The first is to find something that you love to do, like painting pictures, teaching children or playing a musical instrument, and then figure out a way to make enough money to survive by doing that thing.
The second way is to choose something that has the potential to bring in loads of money such as being a doctor, lawyer or accountant so that you will be in a position to spend your non-working hours doing whatever it is you love to do. Both options have their pros and cons.
The greatest potential benefit of choosing the first option is pretty obvious – you can do what you love to do pretty much every day for as long as you want to do it.
Also, if you are passionate about your work you stand a better chance of being really good at it and making a fortune.
The danger, however, is that if you have to do something all the time in order to pay the bills, even if it’s something you enjoy, it will probably become hard work… too much of a good thing and all that… and even if you are quite good at it you may not make a whole lot of money.

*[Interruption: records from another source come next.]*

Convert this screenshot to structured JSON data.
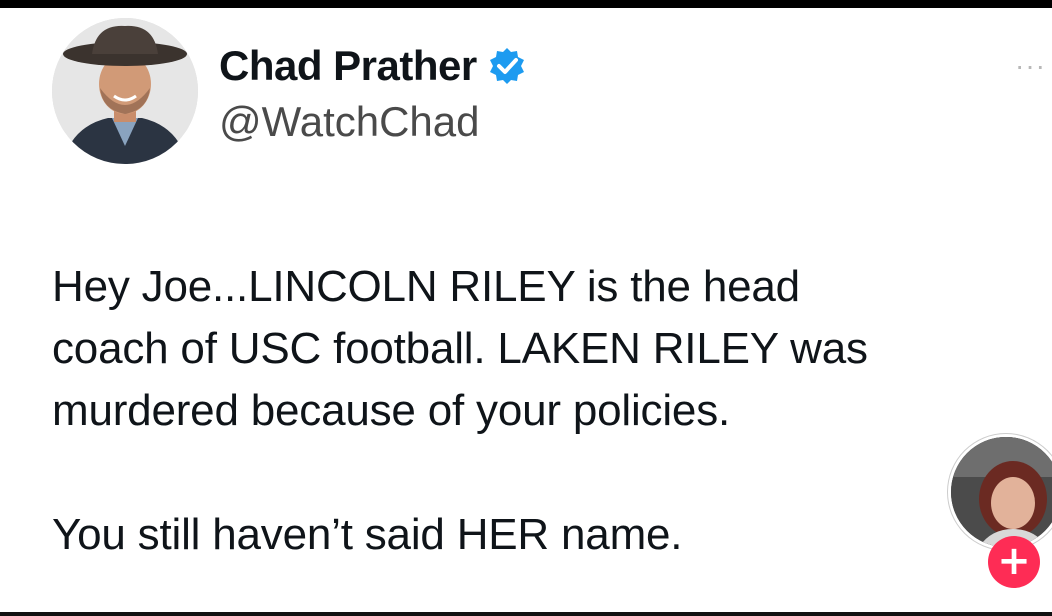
{
  "author": {
    "display_name": "Chad Prather",
    "handle": "@WatchChad",
    "verified": true
  },
  "tweet": {
    "lines": [
      "Hey Joe...LINCOLN RILEY is the head",
      "coach of USC football. LAKEN RILEY was",
      "murdered because of your policies.",
      "",
      "You still haven’t said HER name."
    ]
  },
  "more_label": "···",
  "overlay": {
    "follow_label": "+"
  },
  "colors": {
    "verified": "#1d9bf0",
    "follow_button": "#fe2c55",
    "text": "#0f1419"
  },
  "icons": [
    "verified-badge-icon",
    "more-options-icon",
    "plus-icon"
  ]
}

Interestingly, there is another problem that often crops up when people have a passion for their jobs and excel at it; they get promoted to a management position.
This is what often happens to our best teachers.

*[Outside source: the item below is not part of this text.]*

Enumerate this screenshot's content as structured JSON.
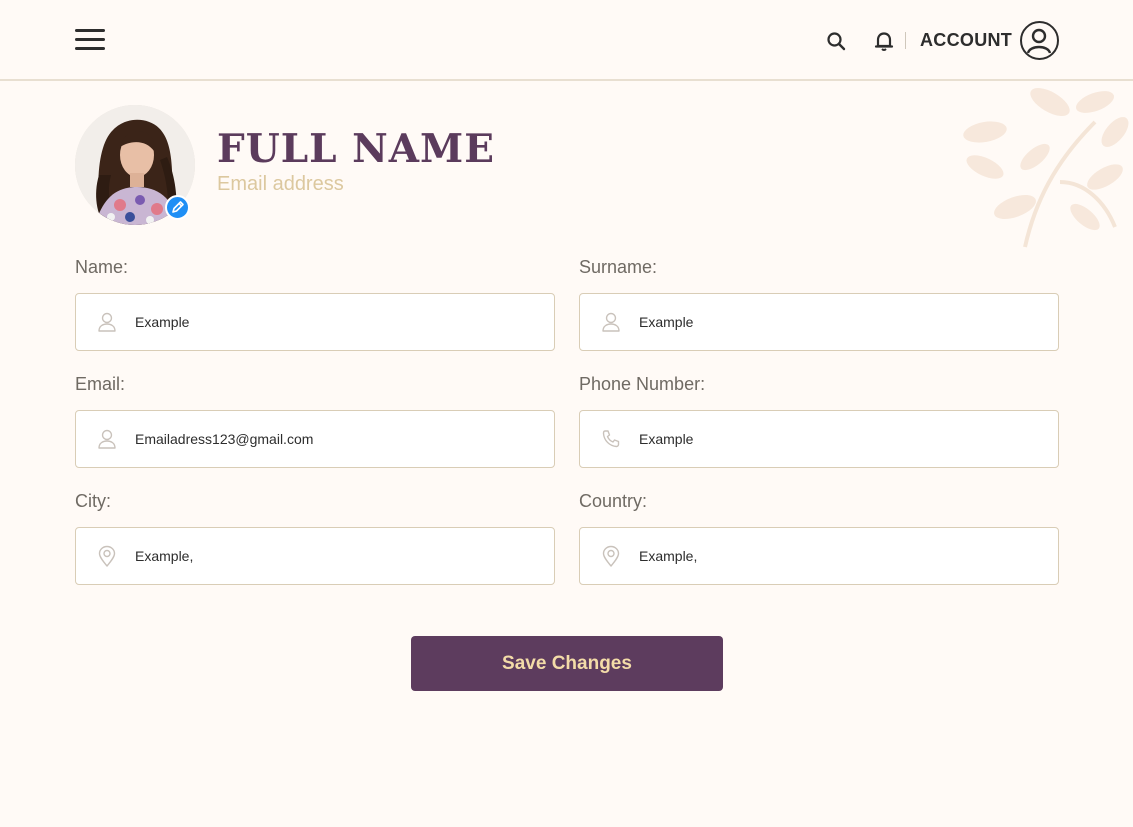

Instead of using their skills to help children in the classroom they wind up administering other teachers.
Even self employed people like carpenters and builders often find themselves behind a desk organising jobs instead of doing the work they love.
Another possible problem if you choose to make money from your favourite pastime is that you would then have to find something else to look forward to when you are taking time off from work, but that could also be seen as a benefit if you have a reasonable amount of imagination.
I’m not sure what is the best thing about taking the second option but there definitely are benefits to going for a proven money-earner.
If you are good at your profession, you will make money; you will be a respected member of society and if you want to you will be able to retire early.
The great danger, however, is that if you pursue something for the money and the glory of financial success, you stand a pretty good change of getting addicted to those things and never taking time off to pursue the pastimes you really love.
You may also attract friends and potential mates who are more interested in your money and your status than they are in you.
Hum… that’s getting a bit heavier than I intended, but maybe that’s what happens when you are passionate about your work and you don’t have to do it every day.
But please don’t get me wrong here; I’m not trying to say one approach is better for everyone than the other.
Both have their strong points and their dangers.
What I am saying is that it would be a good idea to identify which approach you have taken or would like to take so you will have the best chance of living the life you actually want.